Benjamin Franklin said, “In this world nothing can be said to be certain, except death and taxes.” Even back in the 1700s, Franklin knew it would be easier to list the things that were immutable rather than the things that were unsure.
Here in 2018, I’m uncertain of many things—aren’t we all right now? Will the world hold together another year? What freedoms might we lose within the coming days? What tragedy might take us or someone we love? In what inexplicable ways might violence once again shatter the core of the nation and the world? It feels very much as if Franklin was onto something with his short list of certain things.
But I’m not here to talk about uncertain things. I’m here to talk about the third certain thing in the world—at least according to my teenage journal.
Sometime in my teen years, I added to Franklin’s astute observation when I wrote in my journal, “Death, taxes, and annoying people—there will always be annoying people.” I still agree with myself, though now I might change the angsty word annoying to rude, unkind, judgmental, indiscreet, untactful, selfish, or villainous.
Sometimes the certainty of unpleasant people can bother us just as much as world-shattering uncertainties because there’s nothing we can do about either one. We fluster ourselves in Facebook skirmishes; we vent about annoying acquaintances or unfair landlords; we allow bitterness to build, poisoning us in doses each day. It feels very much like our hands are tied when it comes to making other people behave, and for good reason—they are.
I’m slowly—slowly, I tell you—learning (no that’s too generous a word: grappling with is more accurate) the truth that it is not my job to change someone else’s flaws or behaviors. I can only control my actions and responses to circumstances—and though I can’t speak for you, for me that’s a full time job.
But the rude driver, the vindictive woman in line at the theater, the poorly behaved children and inattentive parents, the hypocritical relatives, the blustery people who can only talk about themselves—boy, can all of these things make me steam.
I realized this week, perhaps have known for a long time, that I have a heightened sense of justice.

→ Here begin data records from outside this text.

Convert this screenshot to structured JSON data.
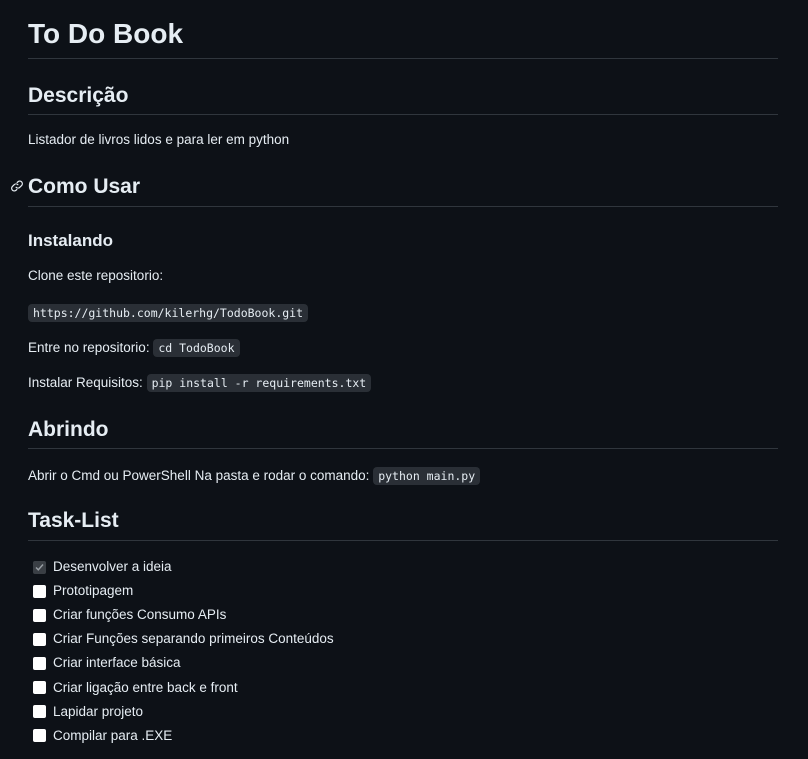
{
  "title": "To Do Book",
  "sections": {
    "descricao": {
      "heading": "Descrição",
      "text": "Listador de livros lidos e para ler em python"
    },
    "como_usar": {
      "heading": "Como Usar",
      "anchor_icon": "link-icon"
    },
    "instalando": {
      "heading": "Instalando",
      "clone_text": "Clone este repositorio:",
      "clone_code": "https://github.com/kilerhg/TodoBook.git",
      "enter_text": "Entre no repositorio:",
      "enter_code": "cd TodoBook",
      "req_text": "Instalar Requisitos:",
      "req_code": "pip install -r requirements.txt"
    },
    "abrindo": {
      "heading": "Abrindo",
      "text": "Abrir o Cmd ou PowerShell Na pasta e rodar o comando:",
      "code": "python main.py"
    },
    "tasklist": {
      "heading": "Task-List",
      "items": [
        {
          "label": "Desenvolver a ideia",
          "checked": true
        },
        {
          "label": "Prototipagem",
          "checked": false
        },
        {
          "label": "Criar funções Consumo APIs",
          "checked": false
        },
        {
          "label": "Criar Funções separando primeiros Conteúdos",
          "checked": false
        },
        {
          "label": "Criar interface básica",
          "checked": false
        },
        {
          "label": "Criar ligação entre back e front",
          "checked": false
        },
        {
          "label": "Lapidar projeto",
          "checked": false
        },
        {
          "label": "Compilar para .EXE",
          "checked": false
        }
      ]
    }
  },
  "colors": {
    "background": "#0d1117",
    "text": "#e6edf3",
    "rule": "#30363d",
    "code_bg": "#2a2f36"
  }
}
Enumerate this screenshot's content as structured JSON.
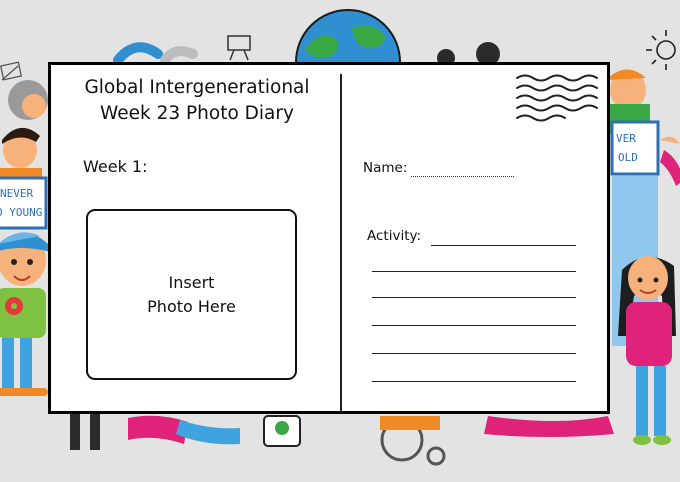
{
  "card": {
    "title_line1": "Global Intergenerational",
    "title_line2": "Week 23 Photo Diary",
    "week_label": "Week 1:",
    "photo_line1": "Insert",
    "photo_line2": "Photo Here",
    "name_label": "Name:",
    "activity_label": "Activity:"
  },
  "background": {
    "sign_left_line1": "NEVER",
    "sign_left_line2": "O YOUNG",
    "sign_right_line1": "VER",
    "sign_right_line2": "OLD"
  },
  "colors": {
    "card_border": "#000000",
    "background": "#e3e3e3",
    "ocean": "#2f8fd0",
    "land": "#3aa845",
    "pink": "#e0237a",
    "green_shirt": "#7fc241",
    "skin": "#f6b27a"
  }
}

Chalk it up to my ISTJ tendencies or self-righteousness or the need for the world to be decent and orderly. I want wrongdoing vindicated, and I want it now. I want the world to make sense, and swift judgment makes sense to me. In fact, my internal vigilante gets so worked up that I too soon forget the ways that I inconvenience, offend, anger, or otherwise annoy people around me. It’s an inevitable side effect of being human—even, or perhaps especially, for me.
My internal vigilante gets so worked up that I too soon forget the ways that I inconvenience, offend, anger, or otherwise annoy people around me.”
While I was stewing about something at a red light the other day, Micah 6:8 came to my mind: “And what does the Lord require of you but to do justly, to love mercy, and to walk humbly with your God?” It struck me that God didn’t say to love justice but to do justly and love mercy. In other words, we are to go hard on ourselves and easy on others.
It struck me that God didn’t say to love justice but to do justly and love mercy. In other words, we are to go hard on ourselves and easy on others.
It’s a pretty sure bet that there will always be people who can press all our buttons like a child in an elevator with 100 floors, but Jesus also promised the certainty of himself—the same yesterday, today, and forever (Hebrews 13:8)—and his grace to do hard things (impossible things, in fact, in our own strength), to love unlovable people, and to change my own attitude and mindset.
In the coming new year, I want to focus on obeying the second commandment—loving my neighbor, letting go of things I can’t control, and becoming more consistently like Christ—certain as death and taxes.